EQUIVALENTS AND SCOPE
[0388] In the claims articles such as a, an, and the may mean one or more than one unless indicated to the contrary or otherwise evident from the context. Claims or descriptions that include or between one or more members of a group are considered satisfied if one, more than one, or all of the group members are present in, employed in, or otherwise relevant to a given product or process unless indicated to the contrary or otherwise evident from the context. The invention includes embodiments in which exactly one member of the group is present in, employed in, or otherwise relevant to a given product or process. The invention includes embodiments in which more than one, or all of the group members are present in, employed in, or otherwise relevant to a given product or process.
[0389] Furthermore, the invention encompasses all variations, combinations, and permutations in which one or more limitations, elements, clauses, and descriptive terms from one or more of the listed claims is introduced into another claim. For example, any claim that is dependent on another claim can be modified to include one or more limitations found in any other claim that is dependent on the same base claim. Where elements are presented as lists, e.g., in Markush group format, each subgroup of the elements is also disclosed, and any element(s) can be removed from the group. It should it be understood that, in general, where the invention, or aspects of the invention, is/are referred to as comprising particular elements and/or features, certain embodiments of the invention or aspects of the invention consist, or consist essentially of, such elements and/or features. For purposes of simplicity, those embodiments have not been specifically set forth in haec verba herein. It is also noted that the terms comprising and containing are intended to be open and permits the inclusion of additional elements or steps. Where ranges are given, endpoints are included. Furthermore, unless otherwise indicated or otherwise evident from the context and understanding of one of ordinary skill in the art, values that are expressed as ranges can assume any specific value or sub-range within the stated ranges in different embodiments of the invention, to the tenth of the unit of the lower limit of the range, unless the context clearly dictates otherwise.

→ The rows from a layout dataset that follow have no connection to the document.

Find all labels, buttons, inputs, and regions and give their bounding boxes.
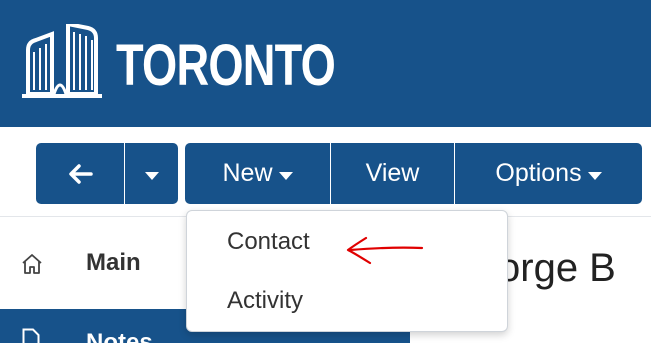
options-button-label: Options [495, 159, 582, 187]
arrow-left-icon [69, 163, 93, 184]
record-title: orge B [498, 246, 616, 290]
site-header: TORONTO [0, 0, 651, 127]
toronto-logo[interactable]: TORONTO [22, 24, 336, 100]
view-button-label: View [365, 159, 420, 187]
caret-down-icon [278, 171, 293, 180]
menu-item-activity[interactable]: Activity [227, 287, 303, 315]
options-dropdown-button[interactable]: Options [455, 143, 642, 204]
nav-item-main-label: Main [86, 249, 141, 276]
nav-item-notes-label: Notes [86, 329, 153, 343]
logo-wordmark: TORONTO [116, 33, 336, 98]
new-dropdown-menu: Contact Activity [186, 210, 508, 332]
caret-down-icon [144, 171, 159, 180]
back-button[interactable] [36, 143, 124, 204]
caret-down-icon [587, 171, 602, 180]
app-window: TORONTO New View Options Main Notes orge… [0, 0, 651, 343]
document-icon [22, 328, 40, 343]
command-toolbar: New View Options [0, 127, 651, 217]
menu-item-contact[interactable]: Contact [227, 228, 310, 256]
new-dropdown-button[interactable]: New [185, 143, 330, 204]
back-history-dropdown-button[interactable] [125, 143, 178, 204]
city-hall-icon [22, 24, 102, 98]
view-button[interactable]: View [331, 143, 454, 204]
new-button-label: New [222, 159, 273, 187]
home-icon [22, 254, 42, 274]
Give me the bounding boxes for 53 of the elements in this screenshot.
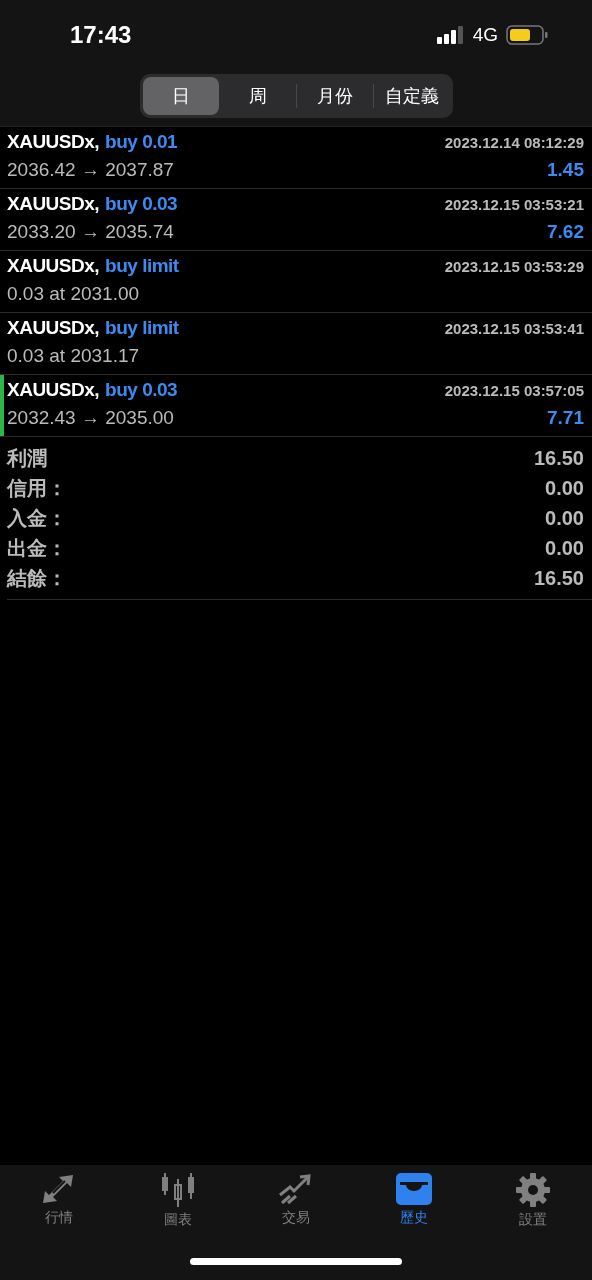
status-time: 17:43 <box>70 21 132 49</box>
deal-row[interactable]: XAUUSDx, buy limit 2023.12.15 03:53:41 0.03 at 2031.17 <box>0 313 592 375</box>
summary-value: 16.50 <box>533 446 584 470</box>
deal-prices: 0.03 at 2031.17 <box>7 345 140 367</box>
summary-label: 出金： <box>7 535 67 561</box>
deal-action: buy limit <box>105 317 179 339</box>
deal-profit: 7.62 <box>547 221 584 243</box>
deal-symbol: XAUUSDx, <box>7 379 100 401</box>
deal-profit: 7.71 <box>547 407 584 429</box>
deal-action: buy limit <box>105 255 179 277</box>
period-tab[interactable]: 周 <box>219 77 296 115</box>
battery-icon <box>506 25 548 45</box>
summary-value: 0.00 <box>545 476 584 500</box>
deal-profit: 1.45 <box>547 159 584 181</box>
summary-label: 入金： <box>7 505 67 531</box>
deal-action: buy 0.03 <box>105 379 178 401</box>
network-label: 4G <box>472 24 498 46</box>
deal-time: 2023.12.15 03:53:21 <box>444 196 584 213</box>
candlestick-icon <box>159 1173 196 1207</box>
deal-action: buy 0.03 <box>105 193 178 215</box>
deal-time: 2023.12.15 03:57:05 <box>444 382 584 399</box>
deal-prices: 2032.43 → 2035.00 <box>7 407 174 429</box>
signal-icon <box>436 26 465 44</box>
deal-symbol: XAUUSDx, <box>7 193 100 215</box>
deal-symbol: XAUUSDx, <box>7 255 100 277</box>
deal-time: 2023.12.15 03:53:29 <box>444 258 584 275</box>
deal-action: buy 0.01 <box>105 131 178 153</box>
summary-label: 利潤 <box>7 445 47 471</box>
deal-row[interactable]: XAUUSDx, buy limit 2023.12.15 03:53:29 0.03 at 2031.00 <box>0 251 592 313</box>
trend-arrow-icon <box>277 1173 314 1205</box>
deal-time: 2023.12.14 08:12:29 <box>444 134 584 151</box>
deal-time: 2023.12.15 03:53:41 <box>444 320 584 337</box>
nav-tab[interactable]: 交易 <box>250 1173 341 1227</box>
deal-prices: 2036.42 → 2037.87 <box>7 159 174 181</box>
summary-label: 信用： <box>7 475 67 501</box>
summary-label: 結餘： <box>7 565 67 591</box>
summary-value: 16.50 <box>533 566 584 590</box>
deal-symbol: XAUUSDx, <box>7 131 100 153</box>
nav-tab[interactable]: 行情 <box>14 1173 105 1227</box>
deal-symbol: XAUUSDx, <box>7 317 100 339</box>
nav-tab[interactable]: 設置 <box>487 1173 578 1229</box>
inbox-icon <box>396 1173 433 1205</box>
summary-value: 0.00 <box>545 506 584 530</box>
nav-tab[interactable]: 歷史 <box>369 1173 460 1227</box>
deal-row[interactable]: XAUUSDx, buy 0.03 2023.12.15 03:57:05 2032.43 → 2035.00 7.71 <box>0 375 592 437</box>
deal-prices: 2033.20 → 2035.74 <box>7 221 174 243</box>
nav-tab[interactable]: 圖表 <box>132 1173 223 1229</box>
summary-value: 0.00 <box>545 536 584 560</box>
settings-icon <box>515 1173 550 1207</box>
period-tab[interactable]: 月份 <box>296 77 373 115</box>
period-tab[interactable]: 自定義 <box>373 77 450 115</box>
period-tab[interactable]: 日 <box>142 77 219 115</box>
deal-prices: 0.03 at 2031.00 <box>7 283 140 305</box>
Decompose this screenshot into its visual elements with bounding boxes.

[0390] This application refers to various issued patents, published patent applications, journal articles, and other publications, all of which are incorporated herein by reference. If there is a conflict between any of the incorporated references and the instant specification, the specification shall control. In addition, any particular embodiment of the present invention that falls within the prior art may be explicitly excluded from any one or more of the claims. Because such embodiments are deemed to be known to one of ordinary skill in the art, they may be excluded even if the exclusion is not set forth explicitly herein. Any particular embodiment of the invention can be excluded from any claim, for any reason, whether or not related to the existence of prior art.
[0391] Those skilled in the art will recognize or be able to ascertain using no more than routine experimentation many equivalents to the specific embodiments described herein. The scope of the present embodiments described herein is not intended to be limited to the above Description, but rather is as set forth in the appended claims. Those of ordinary skill in the art will appreciate that various changes and modifications to this description may be made without departing from the spirit or scope of the present invention, as defined in the following claims.